There is a push for ranked choice voting in many states nationwide. People are dissatisfied with candidates that win in the current primary process and want to vote for someone else.
Ranked choice proponents say that “ranked choice is more competitive and resembles the free market system”.
That is 1000% incorrect. It’s not free market at all. It’s FREE RIDING. There is a big difference.
Funny thing about the ranked-choice proponents I meet. They are never conservatives.
In the case of an election, a free rider is a candidate who wants others to get the vote but plans to use the vote for themselves. Adverse outcomes occur with ranked-choice voting.
For example, Alaska is pointed out as a “great place for elections” because they have ranked-choice voting. But, it’s the perfect example of why it is a terrible idea. Senator Lisa Murkowski couldn’t win in the Republican primary, but ranked-choice voting saved her butt. Alaska is a red state and has been for years yet ranked choice voting allowed a Democrat to get elected as the state’s representative.
The free market system works when consumers are free to choose. If you don’t like Coke or Pepsi, start a new soft drink brand and compete. When you go to the vending machine, you don’t get a Coke when you want a Pepsi just because the soft drink you wanted didn’t get enough votes.

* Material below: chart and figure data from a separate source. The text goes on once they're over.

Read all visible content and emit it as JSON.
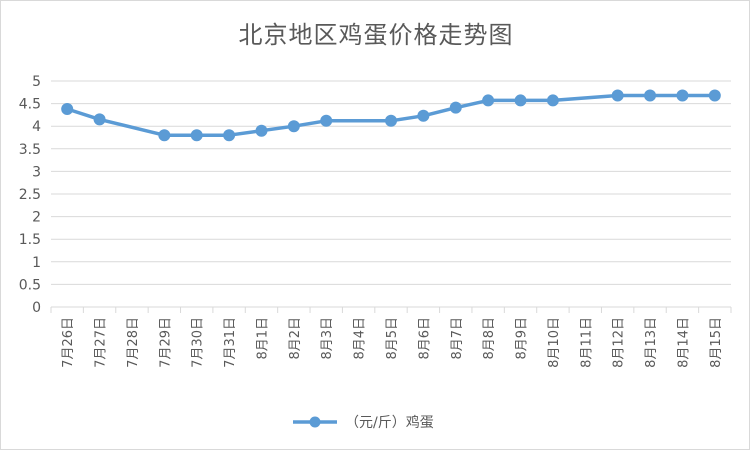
{
  "chart_data": {
    "type": "line",
    "title": "北京地区鸡蛋价格走势图",
    "xlabel": "",
    "ylabel": "",
    "categories": [
      "7月26日",
      "7月27日",
      "7月28日",
      "7月29日",
      "7月30日",
      "7月31日",
      "8月1日",
      "8月2日",
      "8月3日",
      "8月4日",
      "8月5日",
      "8月6日",
      "8月7日",
      "8月8日",
      "8月9日",
      "8月10日",
      "8月11日",
      "8月12日",
      "8月13日",
      "8月14日",
      "8月15日"
    ],
    "series": [
      {
        "name": "（元/斤）鸡蛋",
        "values": [
          4.38,
          4.15,
          null,
          3.8,
          3.8,
          3.8,
          3.9,
          4.0,
          4.12,
          null,
          4.12,
          4.23,
          4.41,
          4.57,
          4.57,
          4.57,
          null,
          4.68,
          4.68,
          4.68,
          4.68
        ]
      }
    ],
    "ylim": [
      0,
      5
    ],
    "yticks": [
      0,
      0.5,
      1,
      1.5,
      2,
      2.5,
      3,
      3.5,
      4,
      4.5,
      5
    ],
    "grid": true,
    "legend": "bottom",
    "color": "#5b9bd5"
  }
}
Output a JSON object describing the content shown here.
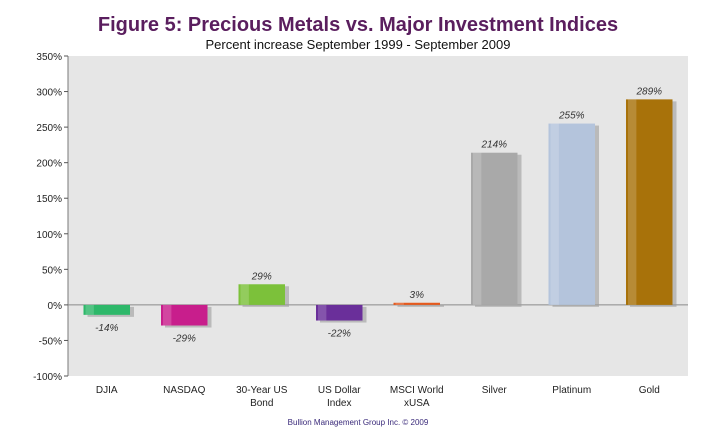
{
  "chart_data": {
    "type": "bar",
    "title": "Figure 5: Precious Metals vs. Major Investment Indices",
    "subtitle": "Percent increase September 1999 - September 2009",
    "footer": "Bullion Management Group Inc. © 2009",
    "categories": [
      [
        "DJIA"
      ],
      [
        "NASDAQ"
      ],
      [
        "30-Year US",
        "Bond"
      ],
      [
        "US Dollar",
        "Index"
      ],
      [
        "MSCI World",
        "xUSA"
      ],
      [
        "Silver"
      ],
      [
        "Platinum"
      ],
      [
        "Gold"
      ]
    ],
    "values": [
      -14,
      -29,
      29,
      -22,
      3,
      214,
      255,
      289
    ],
    "value_labels": [
      "-14%",
      "-29%",
      "29%",
      "-22%",
      "3%",
      "214%",
      "255%",
      "289%"
    ],
    "colors": [
      "#2eb86a",
      "#c81e8c",
      "#7cc13a",
      "#6a2f9a",
      "#e65a1e",
      "#a9a9a9",
      "#b4c4dc",
      "#a8720a"
    ],
    "ylim": [
      -100,
      350
    ],
    "yticks": [
      -100,
      -50,
      0,
      50,
      100,
      150,
      200,
      250,
      300,
      350
    ],
    "ytick_labels": [
      "-100%",
      "-50%",
      "0%",
      "50%",
      "100%",
      "150%",
      "200%",
      "250%",
      "300%",
      "350%"
    ],
    "grid": false,
    "legend": "none"
  }
}
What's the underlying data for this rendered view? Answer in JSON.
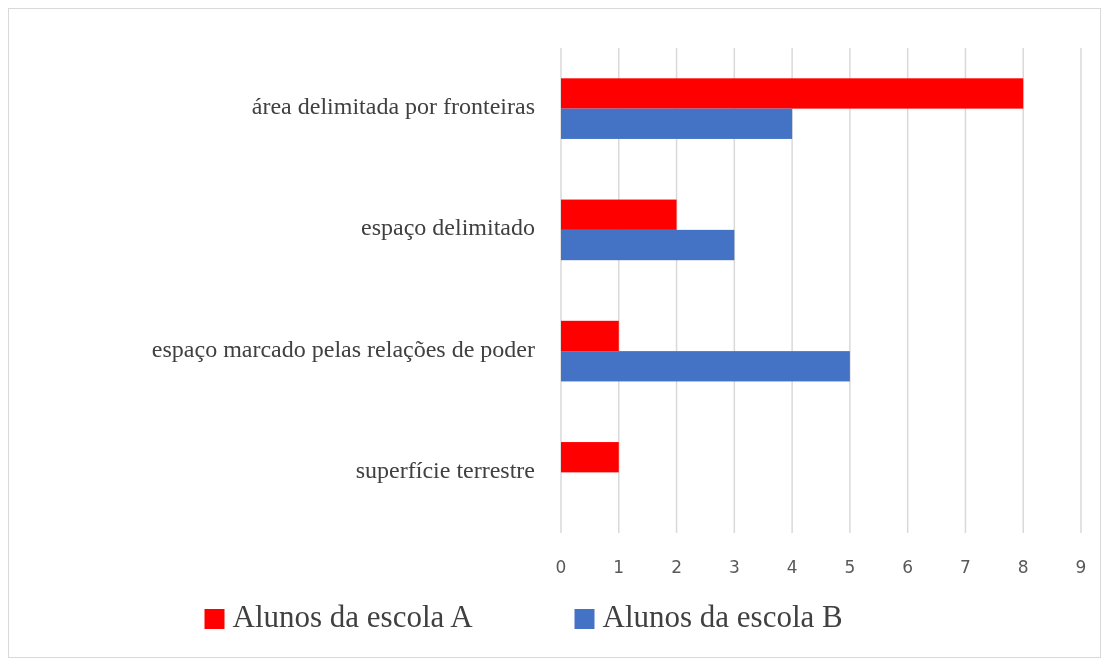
{
  "chart_data": {
    "type": "bar",
    "orientation": "horizontal",
    "categories": [
      "área delimitada por fronteiras",
      "espaço delimitado",
      "espaço marcado pelas relações de poder",
      "superfície terrestre"
    ],
    "series": [
      {
        "name": "Alunos da escola A",
        "color": "#ff0000",
        "values": [
          8,
          2,
          1,
          1
        ]
      },
      {
        "name": "Alunos da escola B",
        "color": "#4472c4",
        "values": [
          4,
          3,
          5,
          0
        ]
      }
    ],
    "xlim": [
      0,
      9
    ],
    "xticks": [
      0,
      1,
      2,
      3,
      4,
      5,
      6,
      7,
      8,
      9
    ],
    "grid": "x",
    "legend": "bottom"
  }
}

Compete in the primary. For sure there are advantages to being an incumbent. In many states, the systems are rigged. Central planners put money and resources behind candidates they know they can control.
We have plenty of other ways to solve the problems ranked choice voting is trying to solve. The solutions all involve increasing the level of competition.
End gerrymandering. In my state of Nevada, the Democrats severely gerrymandered the state to secure a majority, and probably a supermajority for the legislature for the next ten years. Plenty of other states gerrymander big time to limit competition and limit people having a voice. The way districts are drawn up in most states take choice away from voters.
Term limits. It takes away the advantage of being an incumbent. The US has too many career politicians. It’s not just serving lifetimes in the US legislature. How many of those legislators were legislators in their home state before they went to Washington? 6 terms as a House member and 3 terms for a Senator is good enough. Want to stay in politics? Run for something else. If you are good you will win. Term limits force more competition and competition is good for politics.
Repeal the 17th Amendment. The founders weren’t stupid. There was a reason they wanted state legislatures to send Senators to Washington. It has to do with the way federalism properly works. The Senate would be forced to listen to their state legislatures and not ignore them.
Money. No loopholes no limits. Only indigenous corporations, unions or citizens can put money in. A foreign company or one that repatriated out of the US? You can’t run ads or put money in any campaign. LOTS of transparency. Track every dollar. No more hiding. If a union or a corporation wants to donate money to political campaigns that is fine but they have to engage in an annual vote of their members/shareholders. Want to be a bundler? Fine but it’s gonna be searchable on a decentralized database. The fraud in our system due to money is incredibly large.
Let’s do those four things first before we try the very radical solution of ranked-choice voting.
I used to think that term limits would be a panacea of sorts, and then I heard arguments that it would further empower the bureaucracy. We already have an enormous government that seems to have a mind of its own, regardless of what the public or our representatives want.
If you are a deep stater and you know that so-and-so Senator will be out after next year, and then a bunch more after that, you are inclined to do what you want and be even less responsive to the legislature.
Overall I think your items would help, but the honest underlying solution to all of it is to shrink government in size and scope, which would give politicians less power. That might even the stakes a bit, and attract more people who actually have a civic interest and not a profit-minded one.
The business of politics is too big, and needs to be gutted like a fish.
I like ranked choice voting in primaries, but I think it's terrifically toxic in general elections. In primaries it allows for more diversity of candidates and allows voters to indicate who is undesirable as well.
In general elections, you're right, it just gives the more extreme voters of fringe candidates a way to free-ride by voting for their fringe candidates and still having a back-up. There's also the very anti-democratic optics of potentially a candidate going from down 6 or 7% to winning after 'Round 2' or 'Round 3'. This almost happened in Susan Collins' 2020 senate race and it would've caused a riot here.
Agree about your finance piece - campaign finance reform neutered the political parties and placed immense emphasis on out-of-state crowd-sourced small donor funding. This money is exceptionally dumb and doesn't account for candidate electability in a specific place at all. Case in point Sara Gideon in Maine or Amy McGrath in KY in 2020. Let parties control more money and they'll push for more electable candidates in primaries.